As he has proven many times in the past, Israel Horovitz can write much better plays than “Fighting Over Beverley.” Put simply, it doesn’t ring true. And it suffers badly from a Vera Lynn complex.
This latest in Horovitz’s cycle of Gloucester plays, which includes “North Shore Fish” and “Park Your Car in Harvard Yard,” revolves around a British World War II bride who jilted her English fiance to marry a Yank from Gloucester. Nearly a half-century later her former fiance, who has remained single and faithful to her, arrives in Gloucester with the announced purpose of taking her back to Blighty with him. By now she and the two men in her life are pushing 70. The play’s fourth character is the married couple’s 40-ish daughter, an L.A. talent agent deeply into psychoanalysis who suddenly arrives home after leaving her third husband.
In “North Shore Fish,” Horovitz evinces a deep rapport with and belief in his Gloucester characters and their lives. In “Fighting Over Beverley” he seems a virtual stranger to them, constantly falling back on Brit vs. Yank cliches and raising far more questions about the behavior of the four than are ever answered. The play demands, for example, a believable explanation of why the ex-fiance waited for nearly 50 years before reclaiming his lost love.
Then there’s Vera Lynn. When in doubt, which is most of the time, the play and production fall back on endless replays of recordings of the popular WWII British singer, or sing-alongs of her songs by the cast, with the central character at a parlor electric organ. By the end of the play it’s possible to never, ever want to hear “When I Grow Too Old to Dream” and “We’ll Meet Again” again.
In a much better production, “Fighting Over Beverley” might seem less rickety. But at Horovitz’s Gloucester Stage Company it’s statically directed and staged (the title fight between the two men is hopelessly executed) and inadequately acted. Frankly, it’s a play that, without an actress with the incandescence of a Peggy Ashcroft or a Celia Johnson in its central role, shouldn’t even be attempted.
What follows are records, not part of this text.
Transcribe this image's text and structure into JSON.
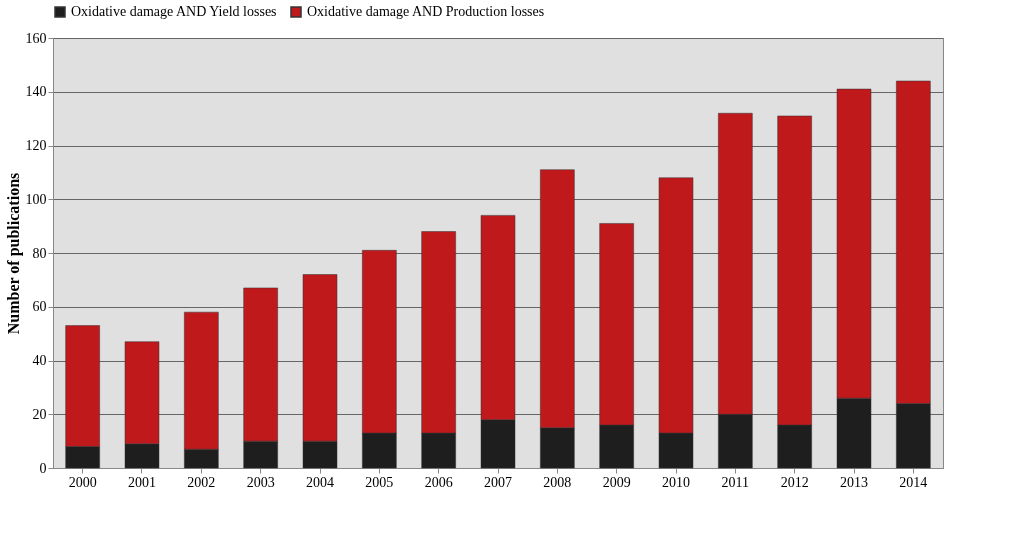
{
  "chart_data": {
    "type": "bar",
    "stacked": true,
    "ylabel": "Number of publications",
    "categories": [
      "2000",
      "2001",
      "2002",
      "2003",
      "2004",
      "2005",
      "2006",
      "2007",
      "2008",
      "2009",
      "2010",
      "2011",
      "2012",
      "2013",
      "2014"
    ],
    "series": [
      {
        "name": "Oxidative damage AND Yield losses",
        "color": "#1e1e1e",
        "values": [
          8,
          9,
          7,
          10,
          10,
          13,
          13,
          18,
          15,
          16,
          13,
          20,
          16,
          26,
          24
        ]
      },
      {
        "name": "Oxidative damage AND Production losses",
        "color": "#c0191c",
        "values": [
          45,
          38,
          51,
          57,
          62,
          68,
          75,
          76,
          96,
          75,
          95,
          112,
          115,
          115,
          120
        ]
      }
    ],
    "ylim": [
      0,
      160
    ],
    "yticks": [
      0,
      20,
      40,
      60,
      80,
      100,
      120,
      140,
      160
    ],
    "grid": "y",
    "legend": "top"
  }
}
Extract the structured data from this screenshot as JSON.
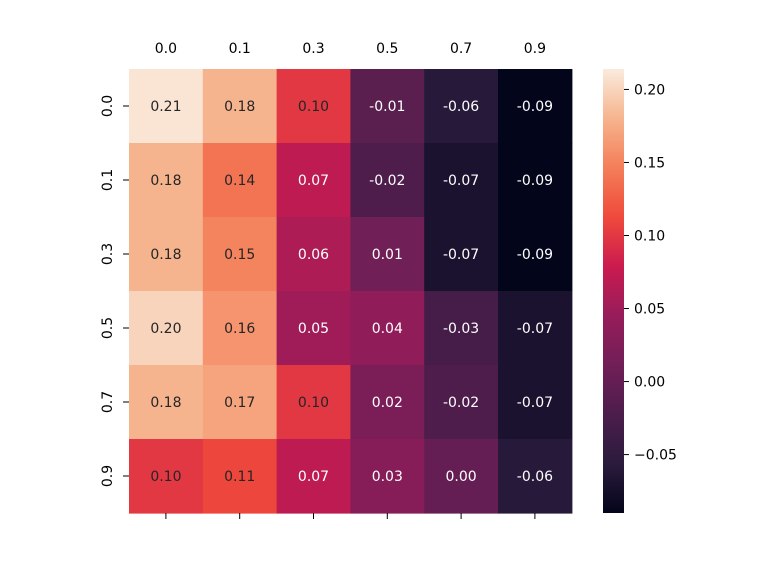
{
  "chart_data": {
    "type": "heatmap",
    "title": "",
    "xlabel": "",
    "ylabel": "",
    "x_labels": [
      "0.0",
      "0.1",
      "0.3",
      "0.5",
      "0.7",
      "0.9"
    ],
    "y_labels": [
      "0.0",
      "0.1",
      "0.3",
      "0.5",
      "0.7",
      "0.9"
    ],
    "values": [
      [
        0.21,
        0.18,
        0.1,
        -0.01,
        -0.06,
        -0.09
      ],
      [
        0.18,
        0.14,
        0.07,
        -0.02,
        -0.07,
        -0.09
      ],
      [
        0.18,
        0.15,
        0.06,
        0.01,
        -0.07,
        -0.09
      ],
      [
        0.2,
        0.16,
        0.05,
        0.04,
        -0.03,
        -0.07
      ],
      [
        0.18,
        0.17,
        0.1,
        0.02,
        -0.02,
        -0.07
      ],
      [
        0.1,
        0.11,
        0.07,
        0.03,
        0.0,
        -0.06
      ]
    ],
    "value_labels": [
      [
        "0.21",
        "0.18",
        "0.10",
        "-0.01",
        "-0.06",
        "-0.09"
      ],
      [
        "0.18",
        "0.14",
        "0.07",
        "-0.02",
        "-0.07",
        "-0.09"
      ],
      [
        "0.18",
        "0.15",
        "0.06",
        "0.01",
        "-0.07",
        "-0.09"
      ],
      [
        "0.20",
        "0.16",
        "0.05",
        "0.04",
        "-0.03",
        "-0.07"
      ],
      [
        "0.18",
        "0.17",
        "0.10",
        "0.02",
        "-0.02",
        "-0.07"
      ],
      [
        "0.10",
        "0.11",
        "0.07",
        "0.03",
        "0.00",
        "-0.06"
      ]
    ],
    "x_axis_position": "top",
    "colorbar": {
      "min": -0.09,
      "max": 0.214,
      "ticks": [
        0.2,
        0.15,
        0.1,
        0.05,
        0.0,
        -0.05
      ],
      "tick_labels": [
        "0.20",
        "0.15",
        "0.10",
        "0.05",
        "0.00",
        "−0.05"
      ]
    },
    "colormap": "rocket",
    "colormap_stops": [
      "#03051a",
      "#2b1b3d",
      "#4c1d4b",
      "#711f57",
      "#971c5b",
      "#cb1b4f",
      "#ef4a3c",
      "#f47e58",
      "#f6b48e",
      "#faebdd"
    ]
  }
}
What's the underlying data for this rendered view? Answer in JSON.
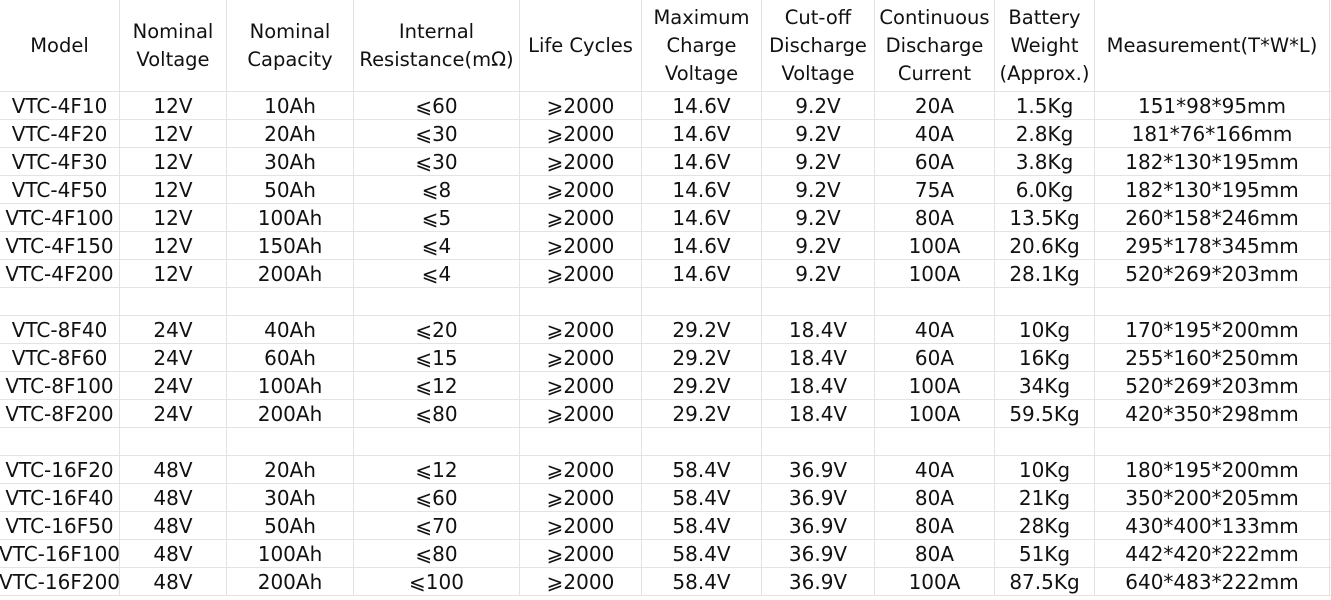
{
  "headers": [
    "Model",
    "Nominal\nVoltage",
    "Nominal\nCapacity",
    "Internal\nResistance(mΩ)",
    "Life Cycles",
    "Maximum\nCharge\nVoltage",
    "Cut-off\nDischarge\nVoltage",
    "Continuous\nDischarge\nCurrent",
    "Battery\nWeight\n(Approx.)",
    "Measurement(T*W*L)"
  ],
  "rows": [
    [
      "VTC-4F10",
      "12V",
      "10Ah",
      "⩽60",
      "⩾2000",
      "14.6V",
      "9.2V",
      "20A",
      "1.5Kg",
      "151*98*95mm"
    ],
    [
      "VTC-4F20",
      "12V",
      "20Ah",
      "⩽30",
      "⩾2000",
      "14.6V",
      "9.2V",
      "40A",
      "2.8Kg",
      "181*76*166mm"
    ],
    [
      "VTC-4F30",
      "12V",
      "30Ah",
      "⩽30",
      "⩾2000",
      "14.6V",
      "9.2V",
      "60A",
      "3.8Kg",
      "182*130*195mm"
    ],
    [
      "VTC-4F50",
      "12V",
      "50Ah",
      "⩽8",
      "⩾2000",
      "14.6V",
      "9.2V",
      "75A",
      "6.0Kg",
      "182*130*195mm"
    ],
    [
      "VTC-4F100",
      "12V",
      "100Ah",
      "⩽5",
      "⩾2000",
      "14.6V",
      "9.2V",
      "80A",
      "13.5Kg",
      "260*158*246mm"
    ],
    [
      "VTC-4F150",
      "12V",
      "150Ah",
      "⩽4",
      "⩾2000",
      "14.6V",
      "9.2V",
      "100A",
      "20.6Kg",
      "295*178*345mm"
    ],
    [
      "VTC-4F200",
      "12V",
      "200Ah",
      "⩽4",
      "⩾2000",
      "14.6V",
      "9.2V",
      "100A",
      "28.1Kg",
      "520*269*203mm"
    ],
    [],
    [
      "VTC-8F40",
      "24V",
      "40Ah",
      "⩽20",
      "⩾2000",
      "29.2V",
      "18.4V",
      "40A",
      "10Kg",
      "170*195*200mm"
    ],
    [
      "VTC-8F60",
      "24V",
      "60Ah",
      "⩽15",
      "⩾2000",
      "29.2V",
      "18.4V",
      "60A",
      "16Kg",
      "255*160*250mm"
    ],
    [
      "VTC-8F100",
      "24V",
      "100Ah",
      "⩽12",
      "⩾2000",
      "29.2V",
      "18.4V",
      "100A",
      "34Kg",
      "520*269*203mm"
    ],
    [
      "VTC-8F200",
      "24V",
      "200Ah",
      "⩽80",
      "⩾2000",
      "29.2V",
      "18.4V",
      "100A",
      "59.5Kg",
      "420*350*298mm"
    ],
    [],
    [
      "VTC-16F20",
      "48V",
      "20Ah",
      "⩽12",
      "⩾2000",
      "58.4V",
      "36.9V",
      "40A",
      "10Kg",
      "180*195*200mm"
    ],
    [
      "VTC-16F40",
      "48V",
      "30Ah",
      "⩽60",
      "⩾2000",
      "58.4V",
      "36.9V",
      "80A",
      "21Kg",
      "350*200*205mm"
    ],
    [
      "VTC-16F50",
      "48V",
      "50Ah",
      "⩽70",
      "⩾2000",
      "58.4V",
      "36.9V",
      "80A",
      "28Kg",
      "430*400*133mm"
    ],
    [
      "VTC-16F100",
      "48V",
      "100Ah",
      "⩽80",
      "⩾2000",
      "58.4V",
      "36.9V",
      "80A",
      "51Kg",
      "442*420*222mm"
    ],
    [
      "VTC-16F200",
      "48V",
      "200Ah",
      "⩽100",
      "⩾2000",
      "58.4V",
      "36.9V",
      "100A",
      "87.5Kg",
      "640*483*222mm"
    ]
  ]
}
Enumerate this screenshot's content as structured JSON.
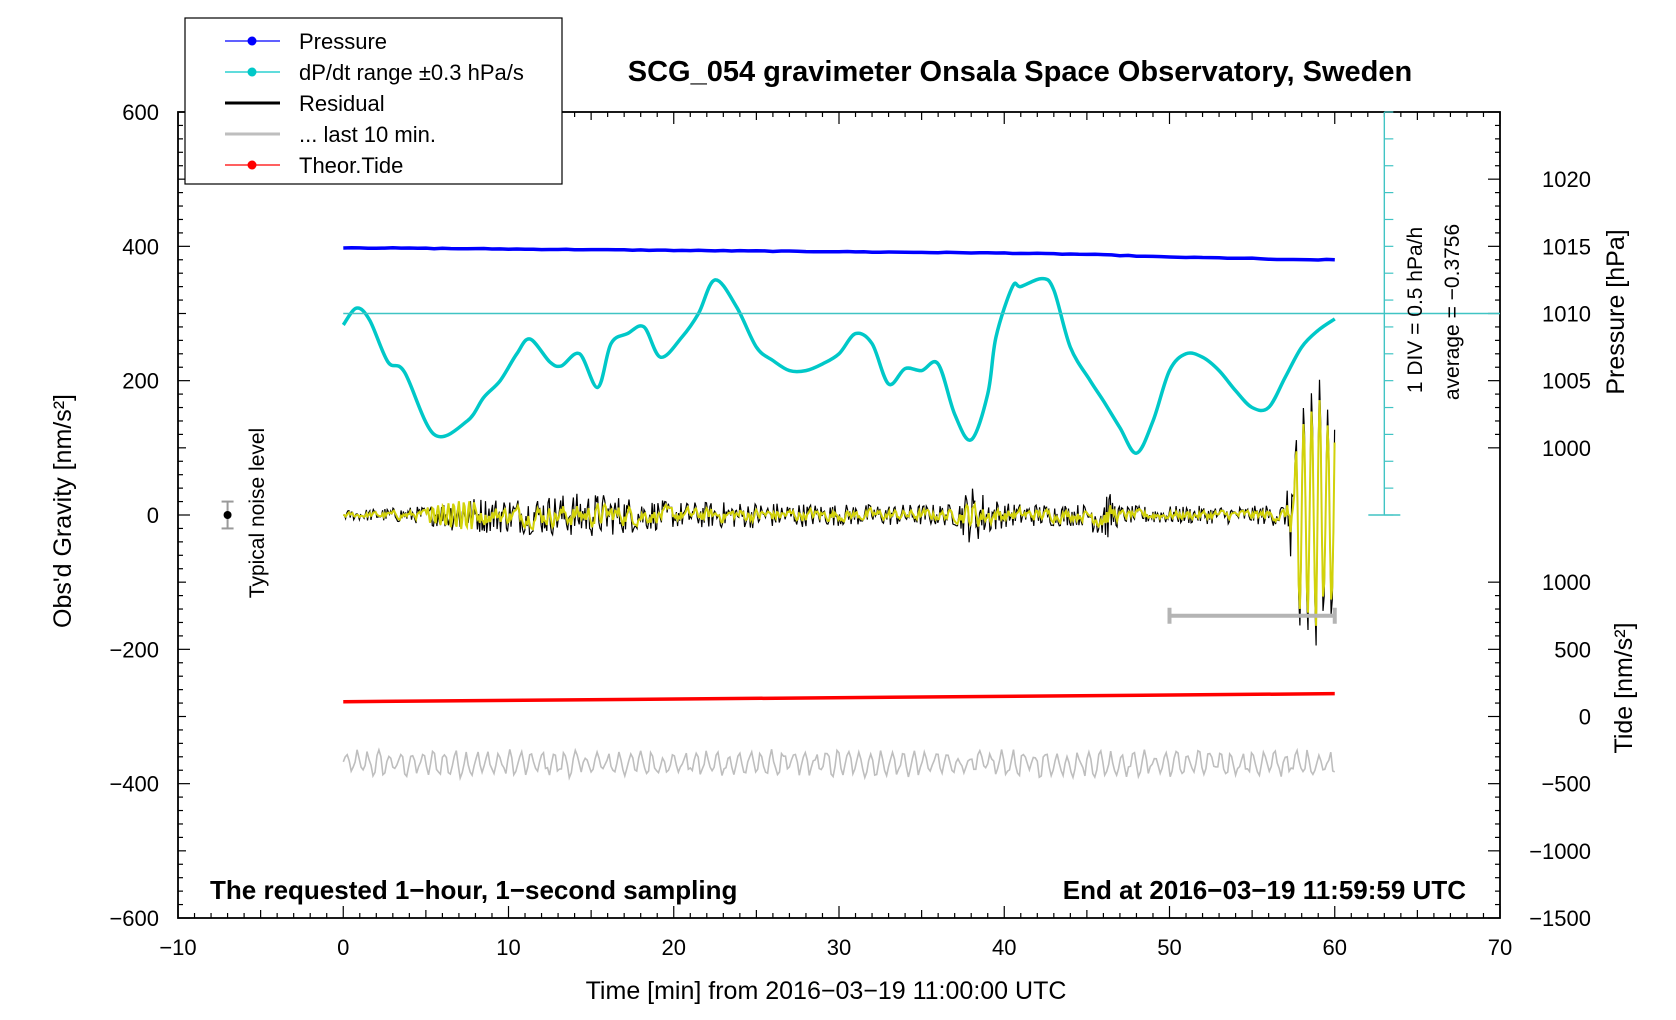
{
  "chart_data": {
    "type": "line",
    "title": "SCG_054 gravimeter Onsala Space Observatory, Sweden",
    "xlabel": "Time [min] from 2016−03−19 11:00:00 UTC",
    "ylabel_left": "Obs'd Gravity [nm/s²]",
    "ylabel_right_pressure": "Pressure [hPa]",
    "ylabel_right_tide": "Tide [nm/s²]",
    "xlim": [
      -10,
      70
    ],
    "ylim": [
      -600,
      600
    ],
    "x_ticks": [
      -10,
      0,
      10,
      20,
      30,
      40,
      50,
      60,
      70
    ],
    "x_tick_labels": [
      "−10",
      "0",
      "10",
      "20",
      "30",
      "40",
      "50",
      "60",
      "70"
    ],
    "y_ticks": [
      -600,
      -400,
      -200,
      0,
      200,
      400,
      600
    ],
    "y_tick_labels": [
      "−600",
      "−400",
      "−200",
      "0",
      "200",
      "400",
      "600"
    ],
    "pressure_axis": {
      "ticks": [
        1000,
        1005,
        1010,
        1015,
        1020
      ],
      "tick_labels": [
        "1000",
        "1005",
        "1010",
        "1015",
        "1020"
      ],
      "g_at_1000": 100,
      "g_per_hPa": 20
    },
    "tide_axis": {
      "ticks": [
        -1500,
        -1000,
        -500,
        0,
        500,
        1000
      ],
      "tick_labels": [
        "−1500",
        "−1000",
        "−500",
        "0",
        "500",
        "1000"
      ],
      "g_at_0": -300,
      "g_per_unit": 0.2
    },
    "legend": {
      "placement": "top-left",
      "items": [
        {
          "label": "Pressure",
          "color": "#0000ff",
          "marker": true
        },
        {
          "label": "dP/dt range ±0.3 hPa/s",
          "color": "#00c8c8",
          "marker": true
        },
        {
          "label": "Residual",
          "color": "#000000",
          "marker": false
        },
        {
          "label": "... last 10 min.",
          "color": "#bebebe",
          "marker": false
        },
        {
          "label": "Theor.Tide",
          "color": "#ff0000",
          "marker": true
        }
      ]
    },
    "series": [
      {
        "name": "Pressure",
        "color": "#0000ff",
        "axis": "pressure",
        "x": [
          0,
          10,
          20,
          30,
          40,
          45,
          50,
          55,
          57,
          60
        ],
        "values": [
          1014.9,
          1014.8,
          1014.7,
          1014.6,
          1014.5,
          1014.4,
          1014.2,
          1014.1,
          1014.0,
          1014.0
        ]
      },
      {
        "name": "dP/dt",
        "color": "#00c8c8",
        "axis": "left",
        "x": [
          0,
          0.8,
          1.6,
          2.7,
          3.7,
          5.5,
          7.5,
          8.5,
          9.5,
          10.5,
          11.3,
          12.5,
          13.2,
          14.3,
          15.4,
          16.2,
          17.2,
          18.2,
          19.2,
          20.5,
          21.5,
          22.5,
          23.8,
          25,
          26,
          27,
          28,
          29,
          30,
          31,
          32,
          33,
          34,
          35,
          36,
          37,
          38,
          39,
          39.5,
          40.5,
          41,
          42.3,
          43,
          44,
          45.2,
          46,
          47,
          48,
          49,
          50,
          51,
          52,
          53,
          54,
          55,
          56,
          57,
          58,
          59,
          60
        ],
        "values": [
          283,
          308,
          290,
          228,
          213,
          120,
          140,
          175,
          200,
          240,
          262,
          228,
          222,
          240,
          190,
          255,
          270,
          280,
          235,
          265,
          300,
          350,
          310,
          250,
          230,
          215,
          215,
          225,
          240,
          270,
          255,
          195,
          218,
          215,
          225,
          150,
          112,
          180,
          265,
          340,
          340,
          352,
          335,
          250,
          200,
          170,
          130,
          92,
          140,
          215,
          240,
          235,
          215,
          185,
          160,
          160,
          205,
          250,
          275,
          292
        ]
      },
      {
        "name": "Residual",
        "color": "#000000",
        "axis": "left",
        "baseline": 0,
        "x": [
          0,
          5,
          7,
          10,
          15,
          20,
          25,
          30,
          37,
          38,
          40,
          45,
          46,
          47,
          55,
          57,
          58,
          59,
          60
        ],
        "amplitude": [
          8,
          15,
          30,
          30,
          38,
          22,
          22,
          18,
          18,
          50,
          20,
          18,
          50,
          15,
          15,
          20,
          200,
          220,
          220
        ]
      },
      {
        "name": "... last 10 min.",
        "color": "#bebebe",
        "axis": "left",
        "baseline": -370,
        "x": [
          0,
          60
        ],
        "amplitude": [
          18,
          18
        ]
      },
      {
        "name": "Theor.Tide",
        "color": "#ff0000",
        "axis": "tide",
        "x": [
          0,
          60
        ],
        "values": [
          110,
          170
        ]
      }
    ],
    "annotations": {
      "noise_label": "Typical noise level",
      "noise_point": {
        "x": -7,
        "y": 0,
        "error": 20
      },
      "range_bar": {
        "x_start": 50,
        "x_end": 60,
        "y": -150
      },
      "scale_bar_label_1": "1 DIV = 0.5 hPa/h",
      "scale_bar_label_2": "average = −0.3756",
      "reference_line_g": 300,
      "footer_left": "The requested 1−hour, 1−second sampling",
      "footer_right": "End at 2016−03−19 11:59:59 UTC"
    }
  }
}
Certainly the play needs rethinking by Horovitz if it’s to have an afterlife. All four characters need more dimension and the plot needs bolstering and verification. And does the daughter have to be written, directed and played in such an unrelievedly aggressive and unsympathetic manner? Even the play’s central theme, which appears to be the belief that a large percentage of the human race leads unhappy, unfulfilled, lonely lives, is never illuminated beyond its cliched starting point.
It’s now up to Horovitz to decide whether to spend time reworking “Fighting Over Beverley” or to write it off as unsuccessful and move on to his next play.